If the radiation pressure a distance $d>R$ from the center of an isotropic black body star is found to be $P_{rad}=\large{\frac{4\sigma T^4}{3c}}\left[1-\left(1-\frac{R^2}{d^2}\right)^{\frac{3}{2}}\right]$
a) How do I show that $P_{rad}$ obeys an inverse square law for $d>\!\!>R$?
b) Why does the inverse square law scaling break down close to the stars surface?
This procedure is used very often in physics in order to simplify calculations and make easier the physical interpretation when we have limited measurement accuracy or we don't need a high degree of accuracy (or we need to explain some point about conflicting theories)
First, consider the series expansion of $(1-x^2)^\frac{3}{2}$
$$(1-x^2)^\frac{3}{2}=1-\dfrac{3}{2}x^2+\dfrac{3}{2}x^4+\dfrac{1}{16}x^6+...$$
Now, if $0<x\approx 0$ we can approximate the LHS by $1-\dfrac{3}{2}x^2$ (we drop the square, the cube, etc. of a value almost zero)
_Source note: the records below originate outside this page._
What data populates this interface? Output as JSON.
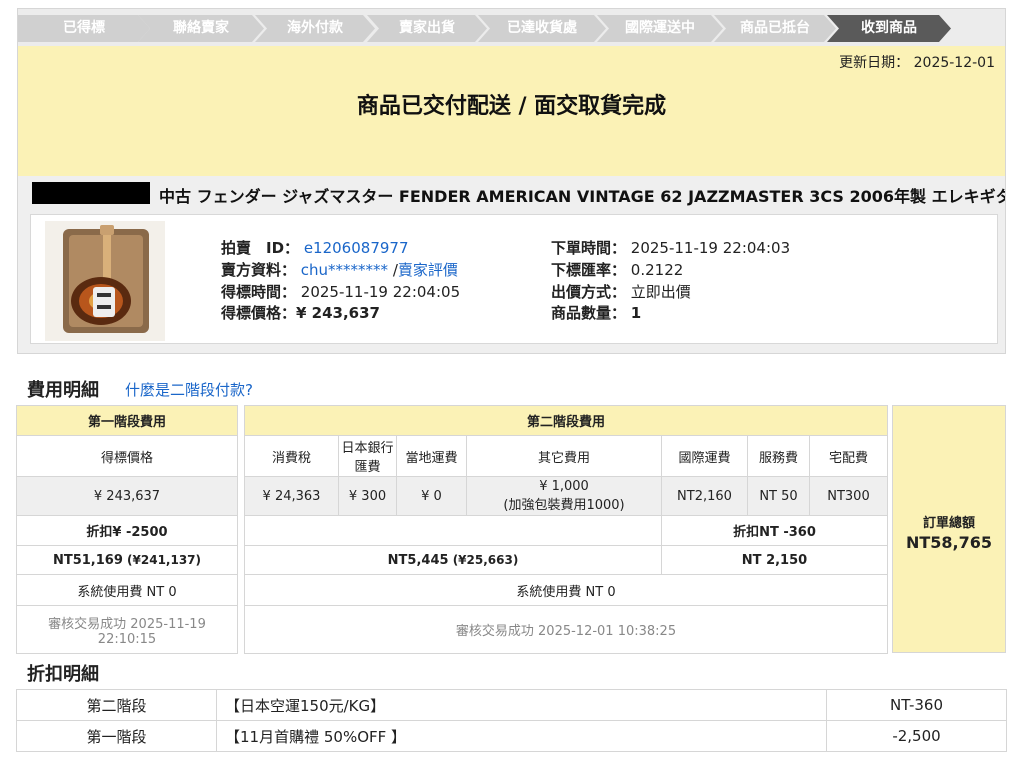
{
  "steps": [
    "已得標",
    "聯絡賣家",
    "海外付款",
    "賣家出貨",
    "已達收貨處",
    "國際運送中",
    "商品已抵台",
    "收到商品"
  ],
  "active_step": 7,
  "banner": {
    "update_label": "更新日期：",
    "update_date": "2025-12-01",
    "status_title": "商品已交付配送 / 面交取貨完成"
  },
  "product": {
    "title": "中古 フェンダー ジャズマスター FENDER AMERICAN VINTAGE 62 JAZZMASTER 3CS 2006年製 エレキギタ",
    "auction_id_label": "拍賣　ID：",
    "auction_id": "e1206087977",
    "seller_label": "賣方資料：",
    "seller": "chu********",
    "seller_sep": " /",
    "seller_rating": "賣家評價",
    "won_time_label": "得標時間：",
    "won_time": "2025-11-19 22:04:05",
    "won_price_label": "得標價格：",
    "won_price": "¥ 243,637",
    "order_time_label": "下單時間：",
    "order_time": "2025-11-19 22:04:03",
    "rate_label": "下標匯率：",
    "rate": "0.2122",
    "bid_method_label": "出價方式：",
    "bid_method": "立即出價",
    "qty_label": "商品數量：",
    "qty": "1"
  },
  "fees": {
    "title": "費用明細",
    "help_link": "什麼是二階段付款?",
    "stage1_header": "第一階段費用",
    "stage2_header": "第二階段費用",
    "cols": {
      "won_price": "得標價格",
      "tax": "消費稅",
      "bank_fee": "日本銀行匯費",
      "local_ship": "當地運費",
      "other": "其它費用",
      "intl_ship": "國際運費",
      "service": "服務費",
      "delivery": "宅配費"
    },
    "vals": {
      "won_price": "¥ 243,637",
      "tax": "¥ 24,363",
      "bank_fee": "¥ 300",
      "local_ship": "¥ 0",
      "other": "¥ 1,000",
      "other_note": "(加強包裝費用1000)",
      "intl_ship": "NT2,160",
      "service": "NT 50",
      "delivery": "NT300"
    },
    "stage1_discount": "折扣¥ -2500",
    "stage2_discount": "折扣NT -360",
    "stage1_total": "NT51,169",
    "stage1_total_yen": "(¥241,137)",
    "stage2_total": "NT5,445",
    "stage2_total_yen": "(¥25,663)",
    "stage2_total_b": "NT 2,150",
    "sys_fee_1": "系統使用費 NT 0",
    "sys_fee_2": "系統使用費 NT 0",
    "audit_1": "審核交易成功 2025-11-19 22:10:15",
    "audit_2": "審核交易成功 2025-12-01 10:38:25",
    "order_total_label": "訂單總額",
    "order_total": "NT58,765"
  },
  "discounts": {
    "title": "折扣明細",
    "rows": [
      {
        "stage": "第二階段",
        "desc": "【日本空運150元/KG】",
        "amount": "NT-360"
      },
      {
        "stage": "第一階段",
        "desc": "【11月首購禮 50%OFF 】",
        "amount": "-2,500"
      }
    ]
  }
}
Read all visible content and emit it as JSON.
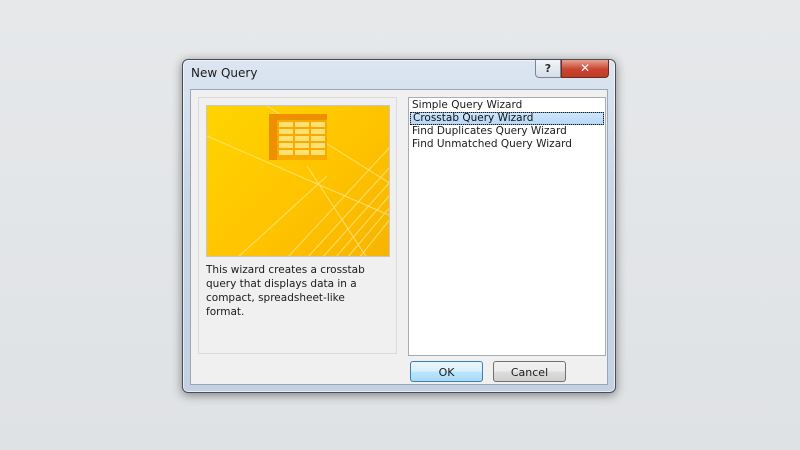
{
  "dialog": {
    "title": "New Query",
    "help_label": "?",
    "close_label": "✕"
  },
  "preview": {
    "description": "This wizard creates a crosstab query that displays data in a compact, spreadsheet-like format.",
    "colors": {
      "background": "#ffcc00",
      "table_header": "#f39a00",
      "table_cells": "#ffe680"
    }
  },
  "wizards": {
    "items": [
      {
        "label": "Simple Query Wizard",
        "selected": false
      },
      {
        "label": "Crosstab Query Wizard",
        "selected": true
      },
      {
        "label": "Find Duplicates Query Wizard",
        "selected": false
      },
      {
        "label": "Find Unmatched Query Wizard",
        "selected": false
      }
    ]
  },
  "buttons": {
    "ok_label": "OK",
    "cancel_label": "Cancel"
  }
}
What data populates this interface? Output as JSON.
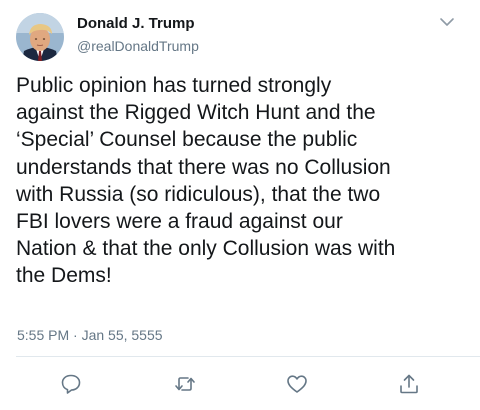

Now, define $x=\dfrac{R}{d}$ and $W=\dfrac{4\sigma T^4}{3c}$
$$P_{rad}=W\left[1-\left(1-x^2\right)^{\frac{3}{2}}\right]$$
But $R<\!\!<d$, then $0<x\approx 0$ too. Then
$$P_{rad}\approx W\left[1-\left(1-\dfrac{3}{2}x^2\right)\right]=\dfrac{3WR^2}{2}\dfrac{1}{d^2}$$
Which is an inverse square law.
Finally, if we are considering points near the star, we have $R\approx d$, we have to include many terms from the series expansion and, as they depend on the inverse of the fourth, sixth, ... power of $d$, this obviously makes the formula very different from the simple one the inverse square law has.